You say “but cops make mistakes, too.”  When you are serving a warrant for something like unpaid student loans–this is an actual case I read about–then FUCK YOU.  You stupid sons of bitches need to do your goddamned homework, and if you can’t be bothered, then I repeat: FUCK YOU.  Go pollute some other job, using money from someone willing to tolerate your stink.  No retirement, no severance.  This, in lieu of jail, which I think overgenerous.

This argument is like architects saying ” but my job is just so HARD”, or engineers saying “But my job is so COMPLEX”, or an ER doctor saying “But I have so much STRESS.”

Can we not stipulate as basic elements of the policing process that you not default to banned worst practices?  Can we not stipulate that at a minimum?

I want to be clear: this is not a rant against cops in general.  I recognize the value and inherent risk in what they do.  This is rant against BAD, INCOMPETENT, UNPROFESSIONAL cops who give everyone else a bad name.

I will share one story.  I know a woman who got drunk one night with her boyfriend, and the next day went down to Barney’s neck of the woods, and got lost. They asked a cop for directions, and he smelled alcohol on the boyfriends breath, and promptly arrested him.  While this was going on, she was carrying their baby, and she was getting freaked out and scared, so she asked if she could go into the gas station (where they were stopped), and he ignored her.  So she went in.  He followed her, took the baby out of her hands, and handed it to the clerk, and then punched her so hard she woke up in the hospital.
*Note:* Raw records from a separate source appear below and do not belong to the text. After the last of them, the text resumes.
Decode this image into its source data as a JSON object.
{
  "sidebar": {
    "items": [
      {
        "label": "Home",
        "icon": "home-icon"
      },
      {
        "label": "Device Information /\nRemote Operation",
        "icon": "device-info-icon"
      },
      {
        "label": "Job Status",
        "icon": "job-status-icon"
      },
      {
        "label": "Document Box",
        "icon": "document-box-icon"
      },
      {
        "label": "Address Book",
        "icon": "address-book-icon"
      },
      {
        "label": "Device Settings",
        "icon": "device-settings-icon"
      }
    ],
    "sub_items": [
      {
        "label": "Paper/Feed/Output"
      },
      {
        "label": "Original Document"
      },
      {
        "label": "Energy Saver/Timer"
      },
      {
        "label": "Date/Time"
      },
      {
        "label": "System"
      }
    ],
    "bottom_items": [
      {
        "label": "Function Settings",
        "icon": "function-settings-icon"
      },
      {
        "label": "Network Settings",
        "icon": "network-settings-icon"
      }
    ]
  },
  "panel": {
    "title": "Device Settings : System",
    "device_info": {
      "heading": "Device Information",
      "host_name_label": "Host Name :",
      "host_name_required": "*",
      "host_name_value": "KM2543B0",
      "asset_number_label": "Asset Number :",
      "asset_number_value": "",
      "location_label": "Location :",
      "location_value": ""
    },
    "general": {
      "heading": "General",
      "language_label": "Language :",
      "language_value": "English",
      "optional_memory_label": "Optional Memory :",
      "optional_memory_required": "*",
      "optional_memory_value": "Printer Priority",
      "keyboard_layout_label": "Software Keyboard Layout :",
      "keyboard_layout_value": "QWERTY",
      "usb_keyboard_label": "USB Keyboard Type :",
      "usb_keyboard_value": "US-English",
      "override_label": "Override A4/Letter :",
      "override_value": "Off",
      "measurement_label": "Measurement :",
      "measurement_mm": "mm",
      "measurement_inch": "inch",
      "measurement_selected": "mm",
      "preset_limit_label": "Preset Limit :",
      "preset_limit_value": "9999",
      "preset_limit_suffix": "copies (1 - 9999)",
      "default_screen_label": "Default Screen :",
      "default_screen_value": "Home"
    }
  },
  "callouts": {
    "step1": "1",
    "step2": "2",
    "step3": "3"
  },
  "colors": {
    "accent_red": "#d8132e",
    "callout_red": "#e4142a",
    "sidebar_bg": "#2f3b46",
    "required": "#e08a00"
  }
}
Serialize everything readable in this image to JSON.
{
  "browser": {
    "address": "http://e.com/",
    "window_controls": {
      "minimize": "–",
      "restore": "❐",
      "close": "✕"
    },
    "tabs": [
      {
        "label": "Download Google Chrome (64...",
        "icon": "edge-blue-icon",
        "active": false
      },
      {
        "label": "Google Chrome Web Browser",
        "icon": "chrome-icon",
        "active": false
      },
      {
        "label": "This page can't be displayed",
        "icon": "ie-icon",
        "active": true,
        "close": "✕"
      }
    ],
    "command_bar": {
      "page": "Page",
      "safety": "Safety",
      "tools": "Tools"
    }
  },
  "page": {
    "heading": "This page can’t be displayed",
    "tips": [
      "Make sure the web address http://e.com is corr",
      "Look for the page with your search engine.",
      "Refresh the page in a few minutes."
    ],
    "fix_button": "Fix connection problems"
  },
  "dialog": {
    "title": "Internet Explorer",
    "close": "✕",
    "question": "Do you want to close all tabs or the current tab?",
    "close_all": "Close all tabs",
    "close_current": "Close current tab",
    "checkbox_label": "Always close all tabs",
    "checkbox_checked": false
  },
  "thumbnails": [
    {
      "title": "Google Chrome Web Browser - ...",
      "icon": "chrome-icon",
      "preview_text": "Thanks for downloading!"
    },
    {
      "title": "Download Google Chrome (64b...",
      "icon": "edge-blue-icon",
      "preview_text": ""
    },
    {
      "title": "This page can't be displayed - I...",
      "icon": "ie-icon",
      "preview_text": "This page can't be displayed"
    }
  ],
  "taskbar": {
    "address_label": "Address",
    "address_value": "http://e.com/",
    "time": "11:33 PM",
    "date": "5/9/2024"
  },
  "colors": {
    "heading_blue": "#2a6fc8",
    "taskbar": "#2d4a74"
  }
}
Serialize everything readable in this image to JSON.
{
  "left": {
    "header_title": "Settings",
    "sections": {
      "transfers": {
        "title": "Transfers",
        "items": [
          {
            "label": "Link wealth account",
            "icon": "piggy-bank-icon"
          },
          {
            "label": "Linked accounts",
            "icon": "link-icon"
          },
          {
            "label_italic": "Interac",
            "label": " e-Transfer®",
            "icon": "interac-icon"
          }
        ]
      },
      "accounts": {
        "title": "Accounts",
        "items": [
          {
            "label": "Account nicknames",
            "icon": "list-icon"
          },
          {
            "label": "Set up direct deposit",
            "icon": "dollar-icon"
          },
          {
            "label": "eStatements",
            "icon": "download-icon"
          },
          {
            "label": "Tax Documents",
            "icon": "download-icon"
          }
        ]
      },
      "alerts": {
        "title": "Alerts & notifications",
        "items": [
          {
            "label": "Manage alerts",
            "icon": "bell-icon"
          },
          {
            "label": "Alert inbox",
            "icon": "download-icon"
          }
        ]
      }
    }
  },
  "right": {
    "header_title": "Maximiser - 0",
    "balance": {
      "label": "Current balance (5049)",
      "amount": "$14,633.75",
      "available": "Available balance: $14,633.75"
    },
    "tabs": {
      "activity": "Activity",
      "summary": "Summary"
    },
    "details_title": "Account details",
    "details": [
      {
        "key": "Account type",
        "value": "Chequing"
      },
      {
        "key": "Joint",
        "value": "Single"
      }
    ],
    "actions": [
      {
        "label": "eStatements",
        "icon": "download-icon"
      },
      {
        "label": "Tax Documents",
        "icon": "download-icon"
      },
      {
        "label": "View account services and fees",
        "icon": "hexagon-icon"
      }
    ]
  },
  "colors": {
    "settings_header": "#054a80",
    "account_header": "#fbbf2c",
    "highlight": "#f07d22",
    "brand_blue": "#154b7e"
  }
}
She sued.  I don’t know what happened, but these people ARE ON THE STREET.  What he did was not policy.  It was not legal.  It was an assault, pure and simple, but five gets you twenty he is or soon will be back on the street, with no charges, and that the case will settle out of court for not much money.

Some cases are OBVIOUS.  This was all caught on camera.  Such cases need to be subjected to criminal prosecution.  Cops need to go to jail.